Can you provide any postpartum care for the new mom, such as helping with recovery after a C-section or assisting with perineal care?

I have not personally experienced a c-section, but I have cared for a handful of women who have. I am happy to help with that recovery. I did experience significant perineal trauma and can assist mothers with perineal healing as well. Unfortunately, many providers ignore perineal trauma and all that goes into healing and repairing that strong, but delicate tissue. 

What are some common emotional challenges faced by new parents, and how do you help them cope?

Emotional challenges are so unique to each family. The most common would be stress surrounding breastfeeding, negative emotions from a change in the birth plan, and oftentimes fear of having this new little human that needs 24/7 care. First and foremost, I believe prayer is a powerful tool. God designed birth and the family unit, and He can help us through the hard parts. After prayer, I encourage talking! Talking it all out, or at least journaling things out. We want to identify the negative feelings and give them a name. I don’t want emotions to stay bottled up inside. I am not a therapist, but we can dig a little deeper into some possible past trauma. Depending on the challenge being experienced, if it is in my scope of care we can proceed together. If it is out of my scope of care, or I feel that someone else could better support, then I will lovingly refer out. Community is such a blessing! 

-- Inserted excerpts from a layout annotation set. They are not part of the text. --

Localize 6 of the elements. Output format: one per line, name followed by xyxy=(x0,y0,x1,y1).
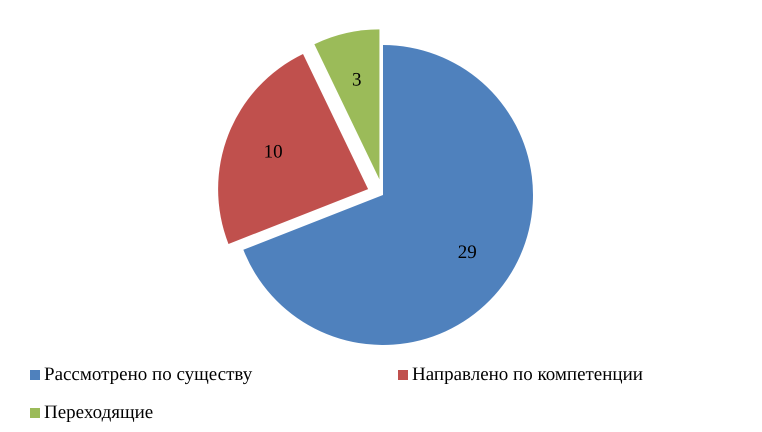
legend-label: Направлено по компетенции xyxy=(412,364,643,386)
legend-label: Переходящие xyxy=(44,402,154,424)
data-label: 10 xyxy=(264,141,283,162)
data-label: 29 xyxy=(458,242,477,263)
legend-label: Рассмотрено по существу xyxy=(44,364,252,386)
data-label: 3 xyxy=(352,69,362,90)
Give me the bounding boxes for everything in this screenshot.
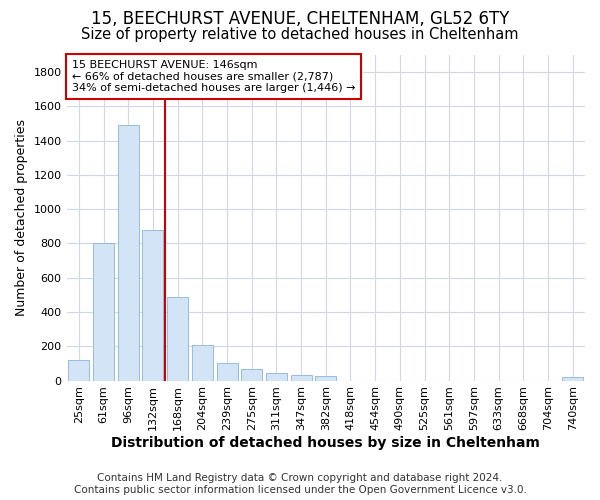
Text: Contains HM Land Registry data © Crown copyright and database right 2024.
Contai: Contains HM Land Registry data © Crown c… (74, 474, 526, 495)
Bar (562, 378, 583, 380)
Bar (142, 230, 163, 380)
Bar (192, 346, 213, 380)
Bar (290, 374, 311, 380)
Bar (93, 244, 114, 380)
X-axis label: Distribution of detached houses by size in Cheltenham: Distribution of detached houses by size … (112, 436, 540, 450)
Bar (68, 360, 89, 380)
Bar (217, 362, 238, 380)
Bar (241, 370, 262, 380)
Bar (167, 296, 188, 380)
Text: 15 BEECHURST AVENUE: 146sqm
← 66% of detached houses are smaller (2,787)
34% of : 15 BEECHURST AVENUE: 146sqm ← 66% of det… (72, 60, 355, 93)
Text: Size of property relative to detached houses in Cheltenham: Size of property relative to detached ho… (81, 28, 519, 42)
Bar (266, 373, 287, 380)
Y-axis label: Number of detached properties: Number of detached properties (15, 120, 28, 316)
Bar (118, 126, 139, 380)
Text: 15, BEECHURST AVENUE, CHELTENHAM, GL52 6TY: 15, BEECHURST AVENUE, CHELTENHAM, GL52 6… (91, 10, 509, 28)
Bar (315, 376, 336, 380)
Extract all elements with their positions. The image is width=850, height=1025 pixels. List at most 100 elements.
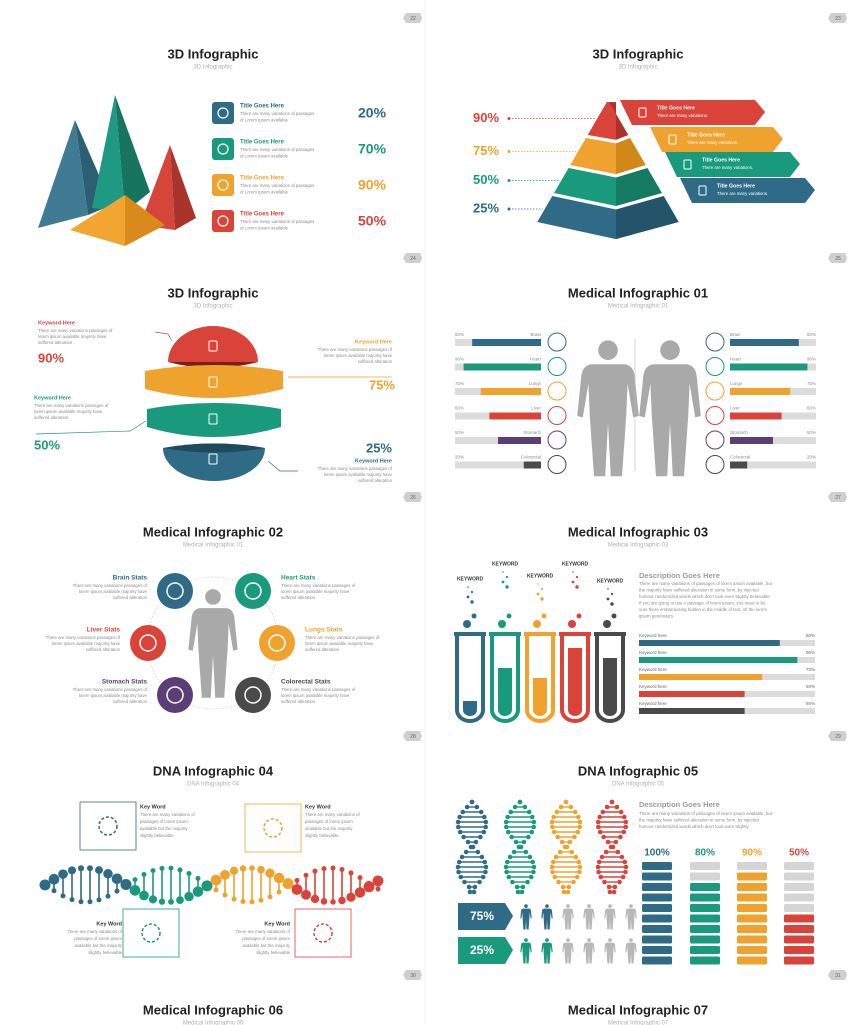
dna-bead [229, 866, 239, 875]
icon [705, 406, 725, 425]
body-text: passages of lorem ipsum [305, 819, 353, 824]
organ-name: Colorectal [521, 455, 541, 460]
icon-glyph [244, 686, 262, 704]
pyramid-face [125, 195, 165, 246]
dna-strand [517, 799, 523, 805]
dna-bead [192, 886, 204, 897]
dna-bead [158, 898, 166, 905]
tag-icon [638, 107, 647, 118]
dna-strand [574, 874, 580, 880]
pyramid-face [140, 145, 175, 230]
column-segment [784, 914, 814, 923]
dna-bead [67, 866, 77, 875]
dna-strand [576, 859, 582, 865]
bar-label: 80% [807, 332, 816, 337]
connector-dot [507, 117, 511, 120]
dna-strand [575, 814, 581, 820]
dna-strand [472, 884, 478, 890]
organ-name: Stomach [730, 430, 748, 435]
bar-label: 80% [806, 633, 815, 638]
column-segment [737, 904, 767, 912]
head [566, 904, 570, 908]
bar [730, 437, 773, 444]
column-label: 80% [695, 848, 715, 859]
dna-bead [78, 899, 84, 905]
body-text: suffered alteration [305, 647, 340, 652]
bubble [502, 571, 504, 573]
head [608, 904, 612, 908]
bubble [537, 583, 539, 585]
slide-title: Medical Infographic 03 [568, 524, 708, 539]
slide-subtitle: 3D Infographic [618, 65, 657, 71]
dna-bead [176, 896, 184, 904]
dna-bead [186, 870, 192, 876]
dna-strand [477, 879, 482, 885]
dna-strand [572, 834, 577, 840]
dna-strand [465, 839, 471, 845]
bar-label: 50% [455, 430, 464, 435]
bubble [498, 620, 506, 628]
dna-bead [285, 883, 291, 889]
item-value: 50% [358, 213, 387, 229]
keyword-value: 25% [366, 440, 392, 455]
dna-strand [597, 814, 603, 820]
keyword-title: Key Word [264, 921, 290, 927]
dna-strand [504, 824, 509, 830]
sphere-band [145, 365, 283, 398]
dna-strand [515, 889, 521, 895]
stat-title: Lungs Stats [305, 627, 343, 634]
body-text: lorem ipsum available majority have [79, 589, 148, 594]
bubble [505, 575, 509, 579]
dna-strand [595, 864, 601, 870]
item-value: 20% [358, 105, 387, 121]
body-text: of Lorem Ipsum available [240, 154, 289, 159]
dna-strand [623, 824, 628, 830]
organ-name: Brain [530, 332, 541, 337]
dna-strand [555, 834, 560, 840]
dna-strand [513, 839, 519, 845]
dna-strand [456, 859, 462, 865]
column-segment [784, 935, 814, 944]
person-icon [604, 938, 616, 964]
dna-strand [609, 799, 615, 805]
slide: 3D Infographic 3D Infographic 25 90% Title G… [473, 46, 847, 263]
body-text: available but the majority [74, 943, 122, 948]
icon-glyph [139, 634, 157, 652]
slide: DNA Infographic 05 DNA Infographic 05 31 De… [455, 763, 847, 980]
dna-strand [506, 874, 512, 880]
dna-strand [481, 829, 487, 835]
dna-bead [330, 899, 336, 905]
dna-bead [103, 869, 113, 879]
tube-rim [524, 632, 556, 636]
dna-strand [478, 809, 484, 815]
dna-strand [520, 884, 526, 890]
bar [730, 388, 791, 395]
organ-name: Lungs [730, 381, 743, 386]
band-icon [208, 453, 218, 465]
dna-strand [613, 839, 619, 845]
dna-bead [129, 884, 141, 896]
dna-strand [455, 864, 461, 870]
dna-strand [569, 849, 575, 855]
column-segment [690, 883, 720, 891]
person-icon [625, 938, 637, 964]
bubble [463, 620, 471, 628]
icon [547, 430, 567, 450]
dna-strand [531, 864, 537, 870]
bar [480, 388, 541, 395]
body [541, 942, 553, 964]
tag-icon [668, 134, 677, 145]
dna-strand [527, 854, 533, 860]
page-number: 24 [410, 256, 416, 262]
stat-title: Heart Stats [281, 575, 316, 582]
head [545, 904, 549, 908]
tube [525, 636, 555, 723]
column-segment [642, 946, 672, 954]
dna-bead [346, 892, 356, 902]
body-text: available but the majority [242, 943, 290, 948]
tube-liquid [568, 648, 582, 716]
body-text: suffered alteration [281, 595, 316, 600]
bubble [501, 580, 505, 584]
dna-bead [213, 887, 219, 893]
dna-strand [571, 879, 576, 885]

What is your availability and what is the process for hiring you as a postpartum doula?

I currently serve 2 clients a month. I offer a free consultation for us to get to know each other, exchange expectations and see if we are a good fit for each other. If so, then we discuss different levels and timelines of support that I offer. I believe all mothers deserve support, and while this is a method of income for my family, I am flexible with pricing and payment if the situation calls for it. We can discuss all of that in our consultation. 

The postpartum period can be both incredibly rewarding and challenging, so having the support of a knowledgeable, compassionate professional can make all the difference!